Она прошла по 18-й Стрит к реке. Шла она слегка не в ритме, как человек, который дышит неглубоко, делает длинные шаги и наклоняется вперед, словно жокей, пришпоривающий коня.
То была улица, вдоль которой в два ряда выстроились гаражи для грузовых автомобилей. В этот час они раздвигали тяжелые железные двери, и наружу выкатывались огромные грузовики, затмевавшие солнца. Колеса у них были высотой с Сабину.
Они оказывались так близко друг к другу, что она уже не видела ни саму улицу, ни дома на другой ее стороне. Справа от нее они образовывали стену ревущих моторов и приходящих в движение гигантских колес. Слева же продолжали открываться двери и медленно выпускали новые грузовики, словно намереваясь поглотить ее. Они принимали угрожающие, нечеловеческие размеры, так что она теряла возможность видеть водителей.
Сабина ощутила дрожь по всему телу и уклонилась от грохота, но тут грузовики еще сильнее выросли в ее глазах, масштабы их стали чудовищными, а вращение колес — не контролируемым. Она почувствовала себя ребенком в огромном мире страшных гигантов. Ее скелет в сандалиях приобрел ужасающую хрупкость. Она осознала, какая же она ломкая и сокрушимая. Она ощутила, как на нее накатывается опасность, механическое зло.
Ощущение хрупкости было настолько сильным, что возникшая слева женщина, шедшая в ногу с ней, напугала ее. Сабина взглянула на ее профиль, и высота незнакомки, уверенность походки успокоили ее. Та тоже была одета в черное, но шла без страха.
А потом она исчезла. Отражение обрело свой конец. Сабина стояла перед собой, образ в натуральную величину, идущий рядом с потрясенным внутренним «я», в очередной раз доказывая ей несоответствие между ее чувствами и внешней реальностью.

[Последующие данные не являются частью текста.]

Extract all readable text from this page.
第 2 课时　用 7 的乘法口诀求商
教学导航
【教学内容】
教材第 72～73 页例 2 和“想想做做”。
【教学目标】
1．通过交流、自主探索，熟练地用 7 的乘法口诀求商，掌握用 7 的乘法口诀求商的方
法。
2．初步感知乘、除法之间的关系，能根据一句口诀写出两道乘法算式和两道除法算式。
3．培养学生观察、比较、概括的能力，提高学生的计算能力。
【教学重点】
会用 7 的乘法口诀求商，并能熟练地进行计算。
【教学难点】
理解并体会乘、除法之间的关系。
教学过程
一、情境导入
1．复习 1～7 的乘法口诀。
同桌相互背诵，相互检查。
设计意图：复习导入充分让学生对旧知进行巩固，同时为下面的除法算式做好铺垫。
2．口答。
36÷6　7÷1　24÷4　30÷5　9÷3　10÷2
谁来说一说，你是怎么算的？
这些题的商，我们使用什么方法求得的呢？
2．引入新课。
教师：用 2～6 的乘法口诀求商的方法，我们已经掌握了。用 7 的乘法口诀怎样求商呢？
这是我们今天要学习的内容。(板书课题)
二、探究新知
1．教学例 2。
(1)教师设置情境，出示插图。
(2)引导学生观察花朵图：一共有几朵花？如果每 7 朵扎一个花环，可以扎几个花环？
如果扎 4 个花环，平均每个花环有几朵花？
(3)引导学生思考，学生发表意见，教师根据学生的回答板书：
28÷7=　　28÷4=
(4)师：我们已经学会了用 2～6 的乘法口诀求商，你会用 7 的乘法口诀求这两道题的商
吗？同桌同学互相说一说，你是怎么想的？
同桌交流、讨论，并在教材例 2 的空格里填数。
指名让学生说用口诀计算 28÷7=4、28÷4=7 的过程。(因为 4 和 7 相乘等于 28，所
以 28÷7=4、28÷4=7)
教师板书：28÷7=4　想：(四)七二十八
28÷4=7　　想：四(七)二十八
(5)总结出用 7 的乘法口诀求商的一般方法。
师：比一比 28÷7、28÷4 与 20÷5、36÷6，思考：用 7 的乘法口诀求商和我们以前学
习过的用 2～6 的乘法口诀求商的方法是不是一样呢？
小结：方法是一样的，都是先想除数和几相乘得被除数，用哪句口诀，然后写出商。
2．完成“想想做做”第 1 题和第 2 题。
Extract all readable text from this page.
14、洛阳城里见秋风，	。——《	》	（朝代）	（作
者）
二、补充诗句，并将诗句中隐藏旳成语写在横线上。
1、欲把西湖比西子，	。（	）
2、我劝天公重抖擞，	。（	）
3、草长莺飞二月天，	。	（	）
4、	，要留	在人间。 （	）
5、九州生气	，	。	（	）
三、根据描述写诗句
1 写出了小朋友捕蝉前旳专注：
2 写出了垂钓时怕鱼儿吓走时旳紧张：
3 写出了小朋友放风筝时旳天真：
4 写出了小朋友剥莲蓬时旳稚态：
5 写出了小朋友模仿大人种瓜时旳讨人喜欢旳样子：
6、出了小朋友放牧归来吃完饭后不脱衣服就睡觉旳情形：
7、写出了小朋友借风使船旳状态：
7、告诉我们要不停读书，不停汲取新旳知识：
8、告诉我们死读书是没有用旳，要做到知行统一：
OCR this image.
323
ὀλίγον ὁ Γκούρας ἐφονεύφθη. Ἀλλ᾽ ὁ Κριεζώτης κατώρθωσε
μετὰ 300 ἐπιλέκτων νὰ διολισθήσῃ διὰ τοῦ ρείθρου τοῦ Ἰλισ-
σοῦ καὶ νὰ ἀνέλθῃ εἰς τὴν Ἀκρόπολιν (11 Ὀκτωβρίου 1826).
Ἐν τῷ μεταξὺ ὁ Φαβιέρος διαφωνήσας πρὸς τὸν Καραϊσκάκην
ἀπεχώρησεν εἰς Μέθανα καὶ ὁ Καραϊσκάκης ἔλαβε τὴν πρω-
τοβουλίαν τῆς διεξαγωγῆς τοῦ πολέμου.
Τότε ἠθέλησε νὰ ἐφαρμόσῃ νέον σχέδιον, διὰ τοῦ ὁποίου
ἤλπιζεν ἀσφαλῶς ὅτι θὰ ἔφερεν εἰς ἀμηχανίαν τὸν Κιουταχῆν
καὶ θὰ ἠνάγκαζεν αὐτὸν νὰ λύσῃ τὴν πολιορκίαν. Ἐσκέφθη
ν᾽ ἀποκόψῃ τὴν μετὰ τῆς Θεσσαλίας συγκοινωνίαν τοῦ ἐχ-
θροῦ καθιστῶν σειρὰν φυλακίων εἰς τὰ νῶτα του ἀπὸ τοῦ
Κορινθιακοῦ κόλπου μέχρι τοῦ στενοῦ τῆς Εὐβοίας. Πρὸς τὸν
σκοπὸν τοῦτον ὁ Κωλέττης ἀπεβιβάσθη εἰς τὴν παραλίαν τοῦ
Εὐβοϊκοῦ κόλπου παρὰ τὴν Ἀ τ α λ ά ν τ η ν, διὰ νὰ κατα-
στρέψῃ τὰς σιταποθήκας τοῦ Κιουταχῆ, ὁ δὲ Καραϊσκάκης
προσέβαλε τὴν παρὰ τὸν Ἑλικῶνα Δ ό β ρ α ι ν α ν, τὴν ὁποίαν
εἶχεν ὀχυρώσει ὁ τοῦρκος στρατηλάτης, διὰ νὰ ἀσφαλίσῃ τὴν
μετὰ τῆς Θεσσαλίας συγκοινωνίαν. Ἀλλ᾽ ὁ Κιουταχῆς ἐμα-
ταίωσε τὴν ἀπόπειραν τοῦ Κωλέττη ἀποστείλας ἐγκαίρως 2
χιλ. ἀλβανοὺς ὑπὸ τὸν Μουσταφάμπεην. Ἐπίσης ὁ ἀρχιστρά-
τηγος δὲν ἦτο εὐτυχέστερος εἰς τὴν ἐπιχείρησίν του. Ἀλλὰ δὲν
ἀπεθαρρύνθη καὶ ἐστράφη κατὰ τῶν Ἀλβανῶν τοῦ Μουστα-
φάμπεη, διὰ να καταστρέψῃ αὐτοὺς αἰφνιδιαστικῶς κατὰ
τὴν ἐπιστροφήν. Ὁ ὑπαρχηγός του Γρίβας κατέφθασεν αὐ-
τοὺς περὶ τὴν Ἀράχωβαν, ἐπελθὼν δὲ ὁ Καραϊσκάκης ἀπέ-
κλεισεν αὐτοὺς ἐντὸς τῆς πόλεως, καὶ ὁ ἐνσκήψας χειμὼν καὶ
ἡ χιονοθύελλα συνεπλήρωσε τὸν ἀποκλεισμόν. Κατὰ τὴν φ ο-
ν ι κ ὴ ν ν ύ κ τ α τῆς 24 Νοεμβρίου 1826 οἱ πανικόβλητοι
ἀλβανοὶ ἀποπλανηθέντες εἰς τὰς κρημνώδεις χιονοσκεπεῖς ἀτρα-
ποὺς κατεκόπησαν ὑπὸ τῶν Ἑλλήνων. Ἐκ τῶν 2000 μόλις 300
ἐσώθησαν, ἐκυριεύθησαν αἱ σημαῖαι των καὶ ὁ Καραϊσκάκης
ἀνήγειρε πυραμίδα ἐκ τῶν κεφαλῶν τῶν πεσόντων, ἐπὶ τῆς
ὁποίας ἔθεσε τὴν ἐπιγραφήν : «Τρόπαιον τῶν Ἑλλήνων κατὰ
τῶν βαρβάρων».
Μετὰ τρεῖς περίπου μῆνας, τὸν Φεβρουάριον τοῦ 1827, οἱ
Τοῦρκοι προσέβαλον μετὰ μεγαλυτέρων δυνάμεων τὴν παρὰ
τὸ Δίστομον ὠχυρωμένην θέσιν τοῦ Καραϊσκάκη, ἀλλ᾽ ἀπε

Много раз Сабина переживала крохотность, ощущение гигантских опасностей, однако из зеркала на нее смотрела высокая, сильная, зрелая женщина тридцати лет, равная своему окружению. В зеркале был образ того, чем она стала, образ, который она отдавала миру, однако ее тайное внутреннее «я» могло быть раздавлено колесом большого грузовика.
Именно в это мгновение уменьшившейся силы перед ней всегда возникал образ ее мужа Алана. Вызывание образа Алана требовало появления у нее настроения слабости, некоего внутреннего дисбаланса, преувеличения страхов. Возникал он в определенном месте пространства. Спокойное лицо. Спокойная манера держаться. Рост, позволявший ему выделяться в толпе и гармонировавший с ее концепцией его уникальности. Образ Алана возникал в ее воображении, как моментальный снимок. Он проникал в нее не через осязательную память, не через какое-либо из чувств, но через глаза. Она не помнила ни его прикосновений, ни голоса. В ее мозгу он был фотографией со статической позой, характеризовавшей его: либо стоящий выше среднего роста, что вынуждало его слегка нагибать голову, либо в нем превалировало спокойствие, рождавшее впечатление своеобразного благословения. Она не видела его игривым, улыбающимся, безрассудным или беззаботным. Он никогда не заговаривал первым, не отстаивал своих пристрастий и убеждений, но ждал, как исповедник, чтобы прежде всего ухватиться за слова или настроение собеседника. Это делало его пассивным слушателем, рефлектором. Она не могла себе представить, чтобы он чего-нибудь страстно хотел (разве что, чтобы она вернулась домой) или брал для себя. На двух моментальных снимках, которые она носила с собой, он являл две грани, но между ними не было контраста: один слушал и ждал, мудрый и независимый, а другой находился в медитации, как наблюдатель.